4. En la agenda política una cuestión prioritaria: la reforma constitucional. Aborda dos temas apremiantes: la regeneración democrática y la política territorial. Se constituyen sendas comisiones con profundo sentido de Estado. La insostenible desafección política obliga a: 1) nueva ley de partidos y su financiación, 2) suspensión de la disciplina de voto, 3) listas abiertas y 4) elecciones primarias obligadas.

5. La cuestión territorial se trata con generosidad, amplitud de miras y con ánimo de encontrar una solución que aspire a ser definitiva. No puede ser otra que la federalización de España. Compartir el poder, evitar duplicidades, adelgazar la Administración, asegurar políticas sociales de alcance universal y reequilibrar las políticas fiscales entre las autonomías con especial consideración hacia las nacionalidades históricas. El Senado se convierte en el foro de representación territorial.
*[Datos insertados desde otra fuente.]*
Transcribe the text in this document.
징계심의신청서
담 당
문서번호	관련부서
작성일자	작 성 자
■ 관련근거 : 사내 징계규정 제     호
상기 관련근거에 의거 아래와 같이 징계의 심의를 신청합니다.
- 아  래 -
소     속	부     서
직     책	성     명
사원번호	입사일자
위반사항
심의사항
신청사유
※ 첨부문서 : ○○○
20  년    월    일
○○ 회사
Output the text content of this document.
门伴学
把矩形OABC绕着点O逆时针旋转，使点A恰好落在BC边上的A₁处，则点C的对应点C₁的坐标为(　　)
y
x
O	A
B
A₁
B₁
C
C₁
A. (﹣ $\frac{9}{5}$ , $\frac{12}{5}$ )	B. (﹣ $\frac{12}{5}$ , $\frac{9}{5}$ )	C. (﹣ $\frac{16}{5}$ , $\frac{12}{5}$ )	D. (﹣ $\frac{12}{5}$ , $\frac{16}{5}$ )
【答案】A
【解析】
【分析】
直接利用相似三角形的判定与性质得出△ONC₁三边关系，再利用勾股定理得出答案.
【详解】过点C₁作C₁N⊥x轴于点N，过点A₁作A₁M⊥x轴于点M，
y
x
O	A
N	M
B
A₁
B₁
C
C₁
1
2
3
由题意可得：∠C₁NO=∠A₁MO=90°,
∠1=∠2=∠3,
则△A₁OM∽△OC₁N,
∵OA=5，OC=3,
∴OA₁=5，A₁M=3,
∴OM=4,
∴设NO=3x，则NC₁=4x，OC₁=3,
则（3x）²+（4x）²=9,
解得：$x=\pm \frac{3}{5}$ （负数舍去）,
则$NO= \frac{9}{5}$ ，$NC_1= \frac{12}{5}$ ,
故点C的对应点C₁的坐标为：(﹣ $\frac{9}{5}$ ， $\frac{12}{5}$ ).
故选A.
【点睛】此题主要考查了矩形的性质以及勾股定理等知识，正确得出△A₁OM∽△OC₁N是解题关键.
Los senadores no se escogen por provincias.

6. Se convoca a la ciudadanía a un referendo en el que se aprueba la reforma constitucional por amplia mayoría a pesar de las reticencias del nacionalismo populista y de los republicanos de la élite intelectual. El ambiente en la calle es festivo. La unidad entre los partidos para sacar al país del profundo impase en el que se encuentra empieza a dar sus frutos y es celebrada por el pueblo que se manifiesta. En Europa, el país comienza a recuperar la credibilidad perdida por tantos rifirrafes, tanto ladrillo malo y tantos informes Pisa desfavorables.

7. La política recupera la agenda social y pone a los mercados en su sitio. Visto lo visto, el neoliberalismo cede terreno: los ciudadanos no van a permitir nunca más que las decisiones sobre su presente y su destino se tomen en los despachos de la banca o de las multinacionales. Con ello se pone coto, entre otras cosas, a la medicalización social y se pacta una cartera de servicios sanitarios mínimos sostenible y común a todos los españoles; estos, a su vez, asumen más responsabilidad en la gestión de su salud. Repunta la natalidad y, por primera vez en muchos años, la edad materna del primer parto desciende.

Nos quedan dos años para que se hagan posibles muchos sueños. Vamos allá.